As with the Thirty Years’ War, this War will give the global community an opportunity (and necessity) to construct or restore a set of principles for a world order in its aftermath. That process has supposedly started in Vienna, but it is only the beginning of what will undoubtedly be a long trek. For comparison, the parties involved in the Thirty Years’ War reached a series of treaties collectively known as the Peace of Westphalia, but it took a full eight years after the exhausted combatants began the negotiations before the Peace was concluded. In the War today, the fighting has only just begun, and proliferating. It is still drawing more parties into the fray. Until the armed combatants have exhausted substantially all remaining options and the battlefield produced either viable outcomes or no alternatives for all the major parties who can sustain the course, the peace will elude us. In the meantime, it will be talk, talk, fight, fight, talk, fight, talk, fight. And the fighting will spread elsewhere.

Above all, the world will need masterful statesmen from many sides, as the jobs are monumental and delicate. And we need to factor in human follies and mistakes that are inevitable. Above all, we need to rebuild viable societies in the process, before disorder resumes yet again. It will take years, not months.

Westphalian Principles And World Order

One of the themes from Kissinger’s World Order is his reference to the Westphalian principles of world order. These principles were the result of the complicated and realpolitik lessons the European world learned from the tragedies of the Thirty Years’ War. The Westphalian principles stipulate mutual respect for national sovereignty, non-interference in each others’ domestic politics, and collective action to achieve relative balance of power among nations and to keep their mutual ambitious adventures in check. These principles, argues Kissinger, have kept relative peace (or absence of generalized warfare) in Europe for well over three hundred years, interrupted only three times, once by Napoleon, then by WWI, and then by Hitler and imperial Japan. In each instance, the antagonists had abandoned or disregarded the Westphalian principles. This is happening once again, since 911.

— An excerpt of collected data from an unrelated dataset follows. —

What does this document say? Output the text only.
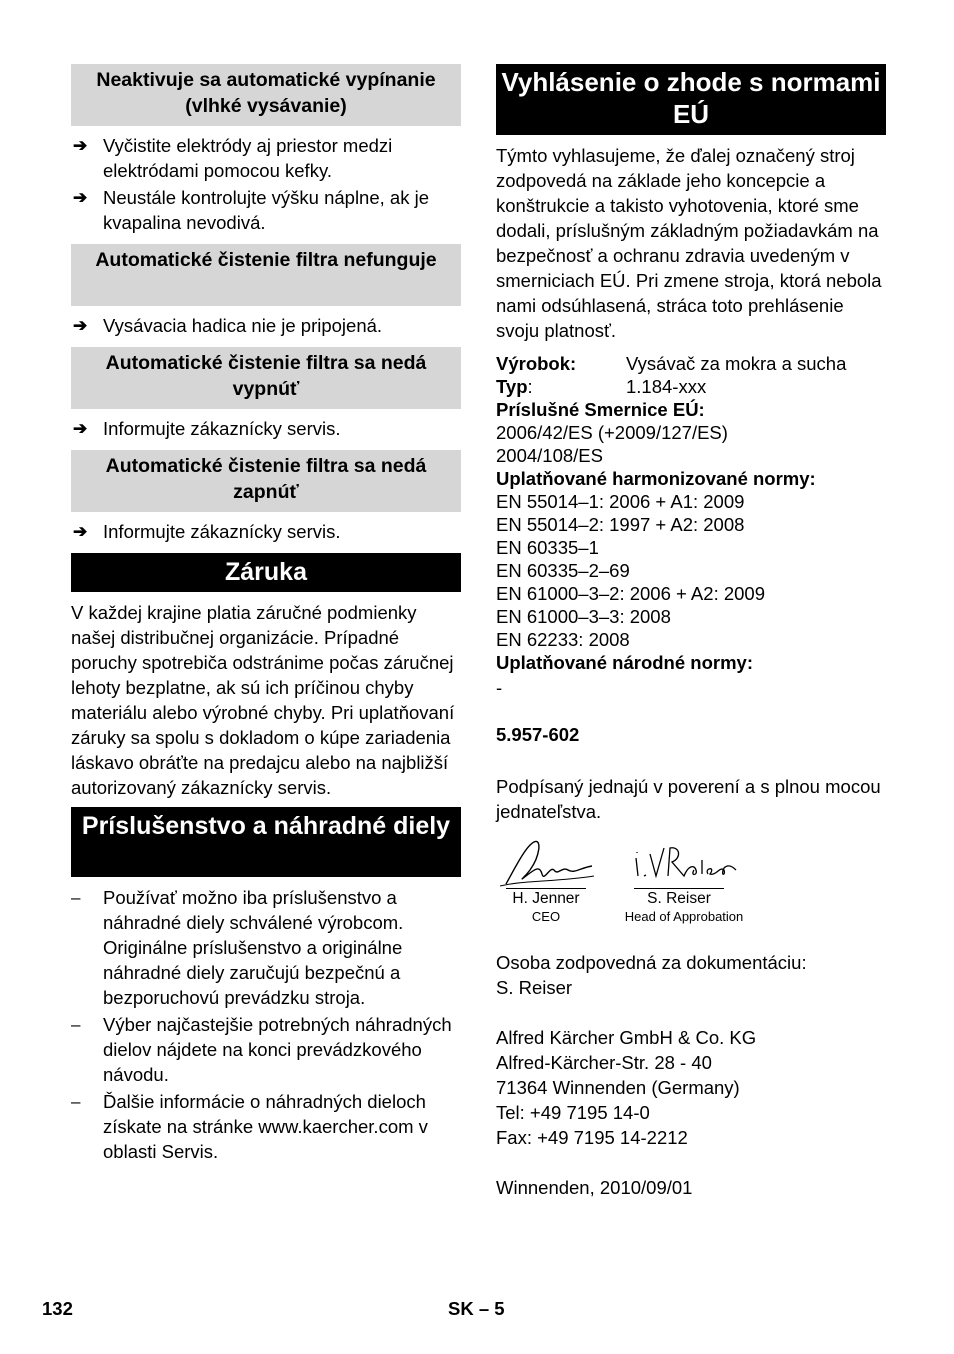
Neaktivuje sa automatické vypínanie (vlhké vysávanie)
➔ Vyčistite elektródy aj priestor medzi elektródami pomocou kefky.
➔ Neustále kontrolujte výšku náplne, ak je kvapalina nevodivá.
Automatické čistenie filtra nefunguje
➔ Vysávacia hadica nie je pripojená.
Automatické čistenie filtra sa nedá vypnúť
➔ Informujte zákaznícky servis.
Automatické čistenie filtra sa nedá zapnúť
➔ Informujte zákaznícky servis.
Záruka

V každej krajine platia záručné podmienky našej distribučnej organizácie. Prípadné poruchy spotrebiča odstránime počas záručnej lehoty bezplatne, ak sú ich príčinou chyby materiálu alebo výrobné chyby. Pri uplatňovaní záruky sa spolu s dokladom o kúpe zariadenia láskavo obráťte na predajcu alebo na najbližší autorizovaný zákaznícky servis.

Príslušenstvo a náhradné diely
– Používať možno iba príslušenstvo a náhradné diely schválené výrobcom. Originálne príslušenstvo a originálne náhradné diely zaručujú bezpečnú a bezporuchovú prevádzku stroja.
– Výber najčastejšie potrebných náhradných dielov nájdete na konci prevádzkového návodu.
– Ďalšie informácie o náhradných dieloch získate na stránke www.kaercher.com v oblasti Servis.
Vyhlásenie o zhode s normami EÚ

Týmto vyhlasujeme, že ďalej označený stroj zodpovedá na základe jeho koncepcie a konštrukcie a takisto vyhotovenia, ktoré sme dodali, príslušným základným požiadavkám na bezpečnosť a ochranu zdravia uvedeným v smerniciach EÚ. Pri zmene stroja, ktorá nebola nami odsúhlasená, stráca toto prehlásenie svoju platnosť.

Výrobok:	Vysávač za mokra a sucha
Typ:	1.184-xxx
Príslušné Smernice EÚ:
2006/42/ES (+2009/127/ES)
2004/108/ES
Uplatňované harmonizované normy:
EN 55014–1: 2006 + A1: 2009
EN 55014–2: 1997 + A2: 2008
EN 60335–1
EN 60335–2–69
EN 61000–3–2: 2006 + A2: 2009
EN 61000–3–3: 2008
EN 62233: 2008
Uplatňované národné normy:
-
5.957-602

Podpísaný jednajú v poverení a s plnou mocou jednateľstva.

H. Jenner
CEO
S. Reiser
Head of Approbation
Osoba zodpovedná za dokumentáciu:
S. Reiser
Alfred Kärcher GmbH & Co. KG
Alfred-Kärcher-Str. 28 - 40
71364 Winnenden (Germany)
Tel: +49 7195 14-0
Fax: +49 7195 14-2212
Winnenden, 2010/09/01
132	SK – 5
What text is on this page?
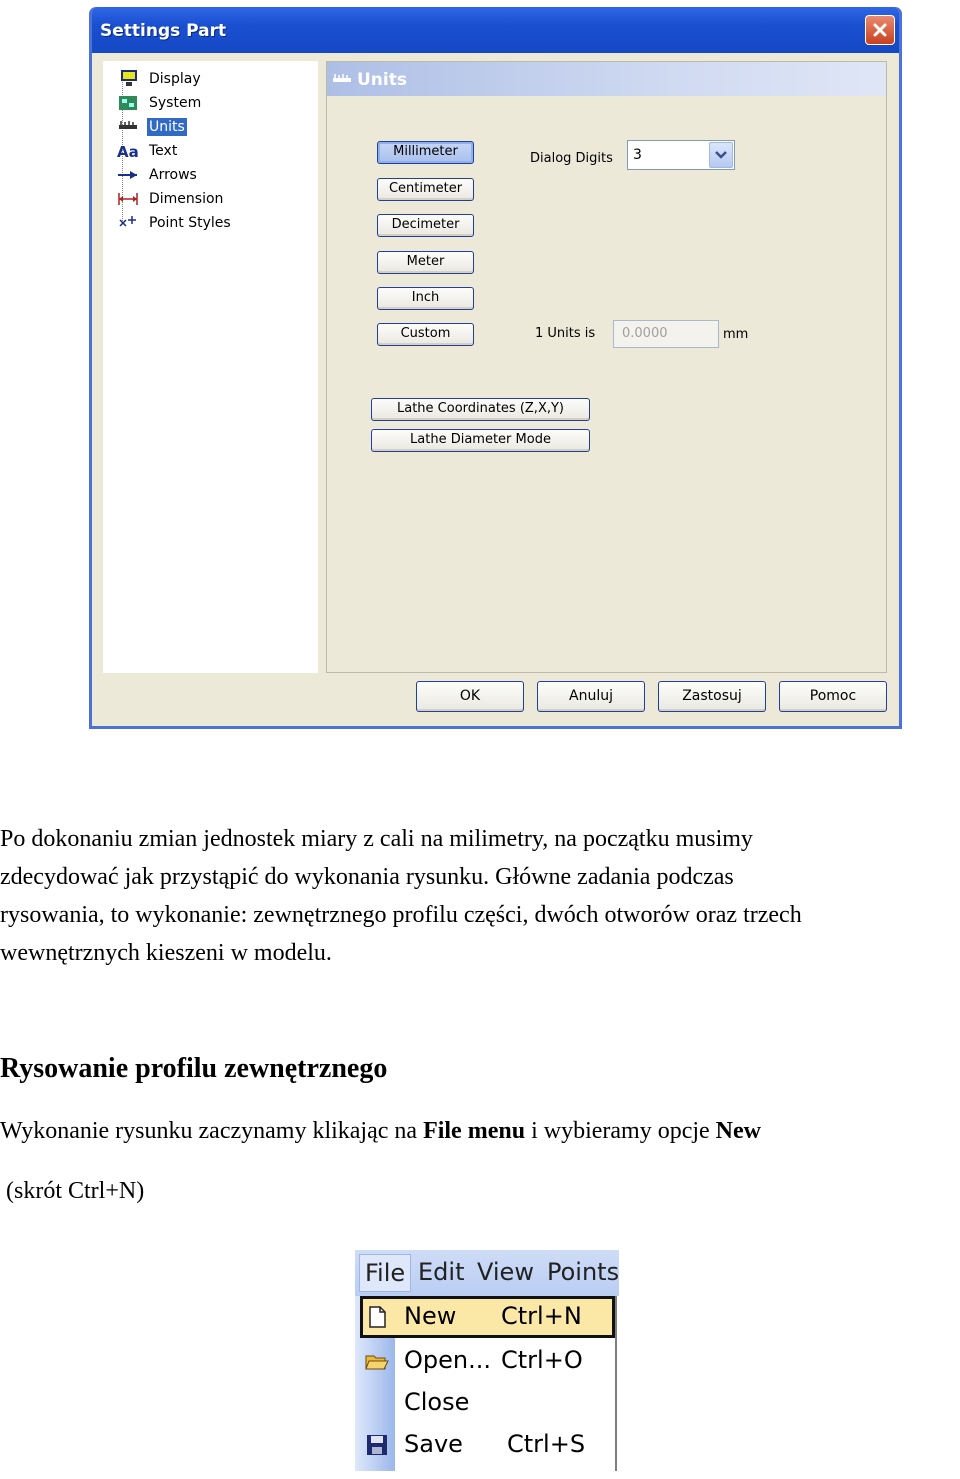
Settings Part
Display
System
Units
Aa Text
Arrows
Dimension
Point Styles
Units
Millimeter
Centimeter
Decimeter
Meter
Inch
Custom
Dialog Digits 3
1 Units is	0.0000	mm
Lathe Coordinates (Z,X,Y)
Lathe Diameter Mode
OK	Anuluj	Zastosuj	Pomoc

Po dokonaniu zmian jednostek miary z cali na milimetry, na początku musimy
zdecydować jak przystąpić do wykonania rysunku. Główne zadania podczas
rysowania, to wykonanie: zewnętrznego profilu części, dwóch otworów oraz trzech
wewnętrznych kieszeni w modelu.

Rysowanie profilu zewnętrznego

Wykonanie rysunku zaczynamy klikając na File menu i wybieramy opcje New

(skrót Ctrl+N)

File Edit View Points
New Ctrl+N
Open... Ctrl+O
Close
Save Ctrl+S
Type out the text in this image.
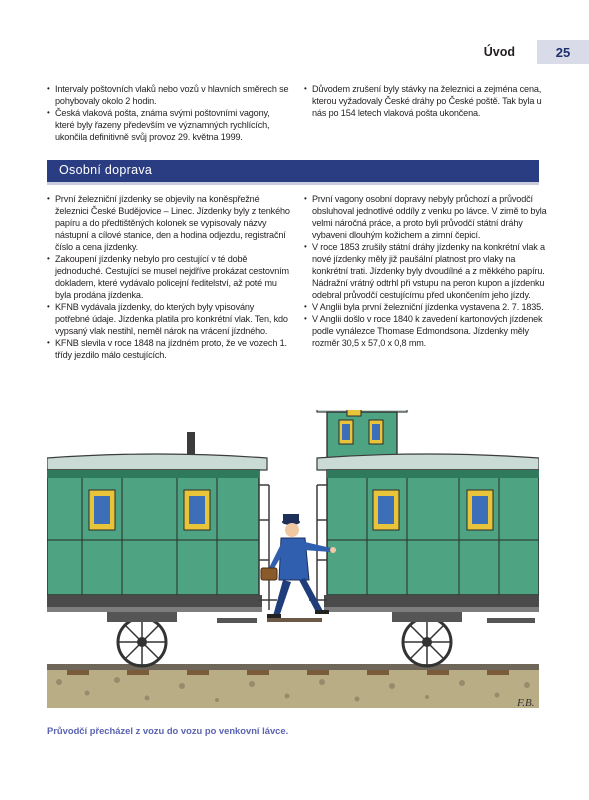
Úvod	25
• Intervaly poštovních vlaků nebo vozů v hlavních směrech se pohybovaly okolo 2 hodin.
• Česká vlaková pošta, známa svými poštovními vagony, které byly řazeny především ve významných rychlících, ukončila definitivně svůj provoz 29. května 1999.
• Důvodem zrušení byly stávky na železnici a zejména cena, kterou vyžadovaly České dráhy po České poště. Tak byla u nás po 154 letech vlaková pošta ukončena.
Osobní doprava
• První železniční jízdenky se objevily na koněspřežné železnici České Budějovice – Linec. Jízdenky byly z tenkého papíru a do předtištěných kolonek se vypisovaly názvy nástupní a cílové stanice, den a hodina odjezdu, registrační číslo a cena jízdenky.
• Zakoupení jízdenky nebylo pro cestující v té době jednoduché. Cestující se musel nejdříve prokázat cestovním dokladem, které vydávalo policejní ředitelství, až poté mu byla prodána jízdenka.
• KFNB vydávala jízdenky, do kterých byly vpisovány potřebné údaje. Jízdenka platila pro konkrétní vlak. Ten, kdo vypsaný vlak nestihl, neměl nárok na vrácení jízdného.
• KFNB slevila v roce 1848 na jízdném proto, že ve vozech 1. třídy jezdilo málo cestujících.
• První vagony osobní dopravy nebyly průchozí a průvodčí obsluhoval jednotlivé oddíly z venku po lávce. V zimě to byla velmi náročná práce, a proto byli průvodčí státní dráhy vybaveni dlouhým kožichem a zimní čepicí.
• V roce 1853 zrušily státní dráhy jízdenky na konkrétní vlak a nové jízdenky měly již paušální platnost pro vlaky na konkrétní trati. Jízdenky byly dvoudílné a z měkkého papíru. Nádražní vrátný odtrhl při vstupu na peron kupon a jízdenku odebral průvodčí cestujícímu před ukončením jeho jízdy.
• V Anglii byla první železniční jízdenka vystavena 2. 7. 1835.
• V Anglii došlo v roce 1840 k zavedení kartonových jízdenek podle vynálezce Thomase Edmondsona. Jízdenky měly rozměr 30,5 x 57,0 x 0,8 mm.
F.B.
Průvodčí přecházel z vozu do vozu po venkovní lávce.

The Westphalian principles contrast sharply with the prevailing American principles of exceptionalism, combined with a missionary imperative for intervention, notwithstanding brazen double standards in the conduct of world affairs, and increased use of dirty tricks to destabilize target regimes in recent years.

China put forward the Five Principles Of Peaceful Coexistence in the 1950’s among non-aligned nations. They still exist today as the tenet in China’s foreign policy. These principles closely resemble the Westphalian principles. That perhaps explains why Kissinger keeps proposing that China makes her views known on the subject of his book (which Xi Jingping did recently in Seattle, with Kissinger expressing approval).

As China carries more weight in the world, she must play more important a role. Hopefully, it will help restore some semblance of order, and not create yet more serious conflicts. But as everybody understands, the latter is very much up to the US also.